Exercise-induced urticaria typically is diagnosed by passively warming a patient’s extremity with a heating blanket or warm water to raise the body’s core temperature. The physician then looks for symptoms of urticaria.
A methacholine challenge test also can be used to diagnose exercise-induced urticaria. In this procedure, a mixture of saline and the bronchoconstrictor methacholine is injected under the skin, and the patient is monitored for a reaction. However, some with exercise-induced urticaria will not react to methacholine, so the test is not widely used.
Those who have not been diagnosed with exercise-induced anaphylaxis or urticaria, but who experience sudden hives, pruritus and flushing, may receive an injection of an antihistamine.

If symptoms progress to indicate exercise-induced anaphylaxis, a dose of epinephrine, or adrenaline, will be injected into the patient. This drug constricts the blood vessels, prevents fluid leakage, opens the airways and raises blood pressure. It is the only way to immediately relieve the life–threatening symptoms of anaphylaxis.
Once a diagnosis of exercise-induced anaphylaxis has been established, physicians might suggest that patients carry their own epinephrine auto-injection kit (allergy kit) so they can treat themselves in an emergency. This prescription medication is known as an autoinjector, and the medications generally last 18 months.
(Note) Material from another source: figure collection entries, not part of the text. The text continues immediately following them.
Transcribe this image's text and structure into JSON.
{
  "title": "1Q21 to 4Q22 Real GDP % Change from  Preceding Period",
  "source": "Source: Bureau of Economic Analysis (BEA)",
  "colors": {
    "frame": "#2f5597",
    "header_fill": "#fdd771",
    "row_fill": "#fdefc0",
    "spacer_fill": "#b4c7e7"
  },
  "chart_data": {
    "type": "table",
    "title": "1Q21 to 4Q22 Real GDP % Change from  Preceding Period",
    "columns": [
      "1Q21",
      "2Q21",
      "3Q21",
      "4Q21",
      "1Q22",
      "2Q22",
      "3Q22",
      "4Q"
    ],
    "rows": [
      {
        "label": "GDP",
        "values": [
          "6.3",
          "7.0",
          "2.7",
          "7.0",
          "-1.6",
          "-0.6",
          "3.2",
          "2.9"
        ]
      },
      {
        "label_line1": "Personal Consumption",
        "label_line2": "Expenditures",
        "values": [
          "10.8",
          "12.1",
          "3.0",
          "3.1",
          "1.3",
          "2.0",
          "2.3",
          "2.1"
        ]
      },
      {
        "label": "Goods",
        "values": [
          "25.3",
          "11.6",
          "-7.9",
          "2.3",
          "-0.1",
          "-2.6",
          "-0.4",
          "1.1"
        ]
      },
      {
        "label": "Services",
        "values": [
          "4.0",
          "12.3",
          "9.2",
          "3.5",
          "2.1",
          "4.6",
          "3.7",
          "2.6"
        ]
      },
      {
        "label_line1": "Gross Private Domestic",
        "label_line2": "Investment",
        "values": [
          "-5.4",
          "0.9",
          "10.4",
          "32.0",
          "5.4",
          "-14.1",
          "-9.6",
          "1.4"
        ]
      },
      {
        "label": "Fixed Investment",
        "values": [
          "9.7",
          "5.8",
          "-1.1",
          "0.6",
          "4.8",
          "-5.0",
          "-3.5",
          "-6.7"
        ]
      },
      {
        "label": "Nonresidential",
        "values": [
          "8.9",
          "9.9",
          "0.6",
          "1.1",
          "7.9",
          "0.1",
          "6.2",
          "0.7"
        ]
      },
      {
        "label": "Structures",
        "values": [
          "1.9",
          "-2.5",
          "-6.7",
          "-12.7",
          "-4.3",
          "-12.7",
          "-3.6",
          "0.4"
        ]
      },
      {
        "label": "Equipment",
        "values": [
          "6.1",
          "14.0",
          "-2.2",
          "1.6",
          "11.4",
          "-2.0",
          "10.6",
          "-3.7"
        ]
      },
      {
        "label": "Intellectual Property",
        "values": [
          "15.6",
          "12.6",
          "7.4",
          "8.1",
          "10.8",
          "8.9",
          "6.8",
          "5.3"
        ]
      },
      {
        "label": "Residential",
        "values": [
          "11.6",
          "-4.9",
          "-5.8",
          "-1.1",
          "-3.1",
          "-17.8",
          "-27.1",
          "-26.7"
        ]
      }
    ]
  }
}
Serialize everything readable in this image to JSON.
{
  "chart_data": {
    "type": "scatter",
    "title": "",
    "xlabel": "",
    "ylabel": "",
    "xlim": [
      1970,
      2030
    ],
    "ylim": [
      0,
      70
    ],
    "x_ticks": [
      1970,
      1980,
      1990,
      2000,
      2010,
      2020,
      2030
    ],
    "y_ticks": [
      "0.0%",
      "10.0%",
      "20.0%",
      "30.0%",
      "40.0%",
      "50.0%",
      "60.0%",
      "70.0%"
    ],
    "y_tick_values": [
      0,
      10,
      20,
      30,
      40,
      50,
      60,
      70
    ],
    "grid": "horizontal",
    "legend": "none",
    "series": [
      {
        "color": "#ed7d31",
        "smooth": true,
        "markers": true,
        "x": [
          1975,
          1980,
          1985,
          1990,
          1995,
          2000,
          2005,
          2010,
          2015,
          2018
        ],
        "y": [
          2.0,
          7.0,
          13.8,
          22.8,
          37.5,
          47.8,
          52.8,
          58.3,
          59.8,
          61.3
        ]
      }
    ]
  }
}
Those who are found to have exercise-induced urticaria may be prescribed an antihistamine to relieve symptoms. Antihistamines also can be taken as a preventative measure, as they inhibit the ability of histamines to produce future symptoms of an allergic attack. An epinephrine auto-injector kit may be prescribed to some patients with exercise-induced urticaria, as there is a very small risk that exercise-induced urticaria can develop into exercise-induced anaphylaxis.
A physician may also ask the patient to keep a diary of all foods eaten before exercise. When maintained over a few weeks, this data can reveal patterns between certain foods and the appearance of symptoms. Patients can then avoid foods that appear problematic and see if the symptoms stop.